Benchmark rates risk management — a 2-edged sword for Islamic banks
Kuwait

A study found that an increasing benchmark rate impacts the economic value of equity and capital base of Islamic banks

By HABHAJAN SINGH / Pic By BLOOMBERG

The benchmark rates risk management has been described as a “two- edged sword” for Islamic banks as they are potentially exposed to risk whether the rates go up or down, according to a recent research paper.

The paper, jointly written by a Kuwait central banker and an industry expert from International Islamic University Malaysia (IIUM), argued that an increasing benchmark rate impacts the economic value of equity and capital base of Islamic banks.

On the converse side, a decreasing benchmark rate regime also exposes the same financial institutions to risk of profitability and non-performing assets as their customers may exit and choose early settlement.

The 26-page paper underlined the “pivotal” need to manage the risk with appropriate tools, irrespective of the direction of the rate and the jurisdiction in which they operate.

“Our empirical results indicate that a persistently low benchmark rates regime carries strategic implications for Islamic banks, including pressure on profitability, excessive risk-taking and distortion in credit allocations.

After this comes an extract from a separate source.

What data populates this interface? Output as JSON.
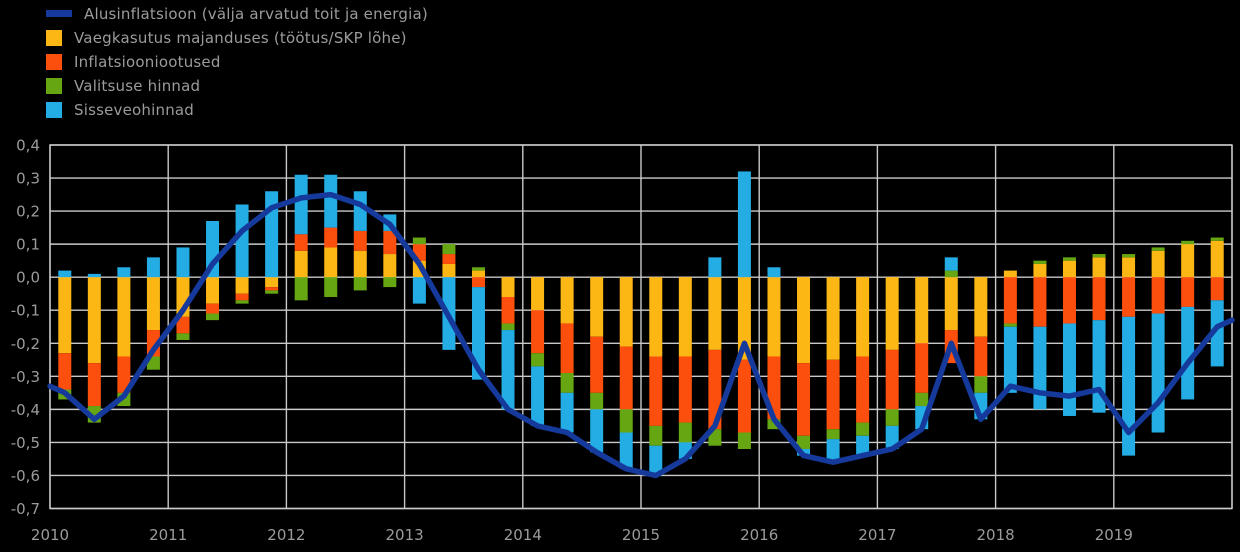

“On the other hand, in light of the evolving global macroeconomic conditions including a gradual tightening of monetary policy by the US Federal Reserve in the medium to long term, an increasing benchmark rates regime indicates the significant loss of the capital base and emergence of displaced commercial risk, causing early withdrawals by the customers due to higher expectations in dual banking systems,” according to the paper.

The paper, entitled “Risk Management in Changing Benchmark Rates Regime: Prudential Implications for Islamic Banks and Supervisors”, was co-authored by Dr Jamshaid Anwar Chattha and Dr Syed Musa Syed Jaa- far Alhabshi.

Jamshaid is the chief banking researcher and Islamic finance expert at the Central Bank of Kuwait, while Syed Musa is the dean at IIUM Institute of Islamic Banking and Finance. The paper was published in the special issue of the Journal of Islamic Finance.

In the course of their research, the authors analysed data from 50 fully-fledged Islamic commercial banks (ICBs) from 13 countries.

The banks include ABC Islamic Bank and Al Baraka Banking Group from Bahrain; First Security Islami Bank Ltd and Islami Bank Bangldesh Ltd from Bangladesh; PT Bank Shariah Mandiri Tbk and PT Bank Shariah Muamalat Tbk from neighbouring Indonesia; Islamic International Arab Bank plc and Jordan Islamic Bank from Jordon; Boubyan Bank and Ahli United Bank BSC from Kuwait; and Bank Islam Malaysia Bhd and Kuwait Finance House (M) Bhd from Malaysia, among others.

Post-Global Financial Crisis

The authors argued that the post-global financial crisis scenario has presented extraordinary challenges to the global economy in general, and the banking industry, in particular.

One of the new set of challenges to beset the financial industry is the risk management in changing benchmark rates risk for Islamic banks, which the authors argued had received considerable prominence in the banking sector, due to a number of reasons including supervision of banks’ benchmark rates under Basel II Pillar II.

Taking into account the specific features of Islamic banks, the paper intended to theoretically and empirically review the possible prudential implications of lowly and increasing benchmark rates risk, and provide a sturdy risk management and regulatory perspective for Islamic banks and supervisors.

The authors highlighted the importance of appropriate tools such as duration gap, asset-liability management, internal capital adequacy assessment process and stress testing.

“Moreover, in the pursuit of financial stability, supervisors also have to ensure that ICBs continuously safe-guard risk management, as fragile economic and financial environment can eventually transmute a stable banking system into a considerable stress,” they said.